Her description sounds authentic because that’s exactly how he treated her when they met on the tarmac as he was campaigning for reelection. The background of this meeting is the insulting way Obama is treating Arizona by suing that state for trying to enforce the laws against illegal aliens, withdrawing National Guardsmen from the Mexican border, initiating a civil rights investigation of Maricopa County Sheriff Joe Arpaio, and the scandal of the Fast and Furious gun-sale operation.
“Fast and Furious” was a secret Obama Administration program to sell guns to Mexican gangs so the Democrats could later make a political case for gun control. It backfired when some of those guns were found at the scene of the murder of a U.S. Border Patrol agent.
The U.S. Supreme Court has affirmed the power of states to take steps to enforce laws against illegal immigration. The Legal Arizona Workers Act of 2007, which requires Arizona employers to use the internet-based E-Verify system to confirm that a new employee is lawfully in the U.S., was upheld by the Supreme Court last year.
Obama is now having his Justice Department sue Arizona to try to get the court to strike down another Arizona law. It authorizes police to question people about their immigration status if the police have reason to believe the person is an illegal alien. There are many other ways that Obama is trying to frustrate state and citizen efforts to stop the tide of illegal aliens crossing our southern border. He shows no respect for the financial burden this puts on states from problems of crime, illegal drugs, public schools and hospital care.

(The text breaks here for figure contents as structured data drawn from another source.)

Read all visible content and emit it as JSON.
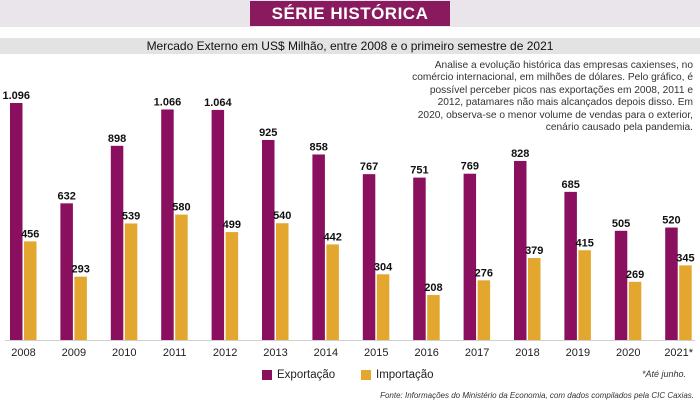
{
  "banner": {
    "title": "SÉRIE HISTÓRICA"
  },
  "subtitle": "Mercado Externo em US$ Milhão, entre 2008 e o primeiro semestre de 2021",
  "description": "Analise a evolução histórica das empresas caxienses, no comércio internacional, em milhões de dólares. Pelo gráfico, é possível perceber picos nas exportações em 2008, 2011 e 2012, patamares não mais alcançados depois disso. Em 2020, observa-se o menor volume de vendas para o exterior, cenário causado pela pandemia.",
  "legend": {
    "export_label": "Exportação",
    "import_label": "Importação"
  },
  "note": "*Até junho.",
  "source": "Fonte: Informações do Ministério da Economia, com dados compilados pela CIC Caxias.",
  "colors": {
    "export": "#8a0f5f",
    "import": "#e3a72f",
    "banner": "#8a1a5e"
  },
  "chart_data": {
    "type": "bar",
    "categories": [
      "2008",
      "2009",
      "2010",
      "2011",
      "2012",
      "2013",
      "2014",
      "2015",
      "2016",
      "2017",
      "2018",
      "2019",
      "2020",
      "2021*"
    ],
    "series": [
      {
        "name": "Exportação",
        "values": [
          1096,
          632,
          898,
          1066,
          1064,
          925,
          858,
          767,
          751,
          769,
          828,
          685,
          505,
          520
        ],
        "labels": [
          "1.096",
          "632",
          "898",
          "1.066",
          "1.064",
          "925",
          "858",
          "767",
          "751",
          "769",
          "828",
          "685",
          "505",
          "520"
        ]
      },
      {
        "name": "Importação",
        "values": [
          456,
          293,
          539,
          580,
          499,
          540,
          442,
          304,
          208,
          276,
          379,
          415,
          269,
          345
        ],
        "labels": [
          "456",
          "293",
          "539",
          "580",
          "499",
          "540",
          "442",
          "304",
          "208",
          "276",
          "379",
          "415",
          "269",
          "345"
        ]
      }
    ],
    "ylim": [
      0,
      1096
    ],
    "grid": false,
    "legend_position": "bottom-left"
  }
}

Illegal aliens from Mexico are believed responsible for more than a third of deliberately ignited wildfires in Arizona over the last five years, according to a report from the Government Accountability Office. Illegal aliens are believed to have started 30 of 77 fires from 2006 through 2010 that were investigated, and that figure doesn’t include 2011, the worst fire year in Arizona history, when two fires destroyed more than 60 homes.
In December 2010, Obama’s Homeland Security Secretary Janet Napolitano flew to Mexico City to sign a “trusted traveler” agreement. This allows pre-screened Mexican airline passengers to bypass lengthy airport security checkpoints, a plan for which Mexico’s Interior Ministry Secretary said 84 million Mexicans are expected to qualify.
Barack Obama wasn’t interested in accepting Governor Brewer’s invitation to visit the border himself. He just wants to use executive-branch powers to stop Arizona from doing anything to defend itself. Obama picked a fight with a female Governor and she didn’t roll over. Three cheers for Jan Brewer.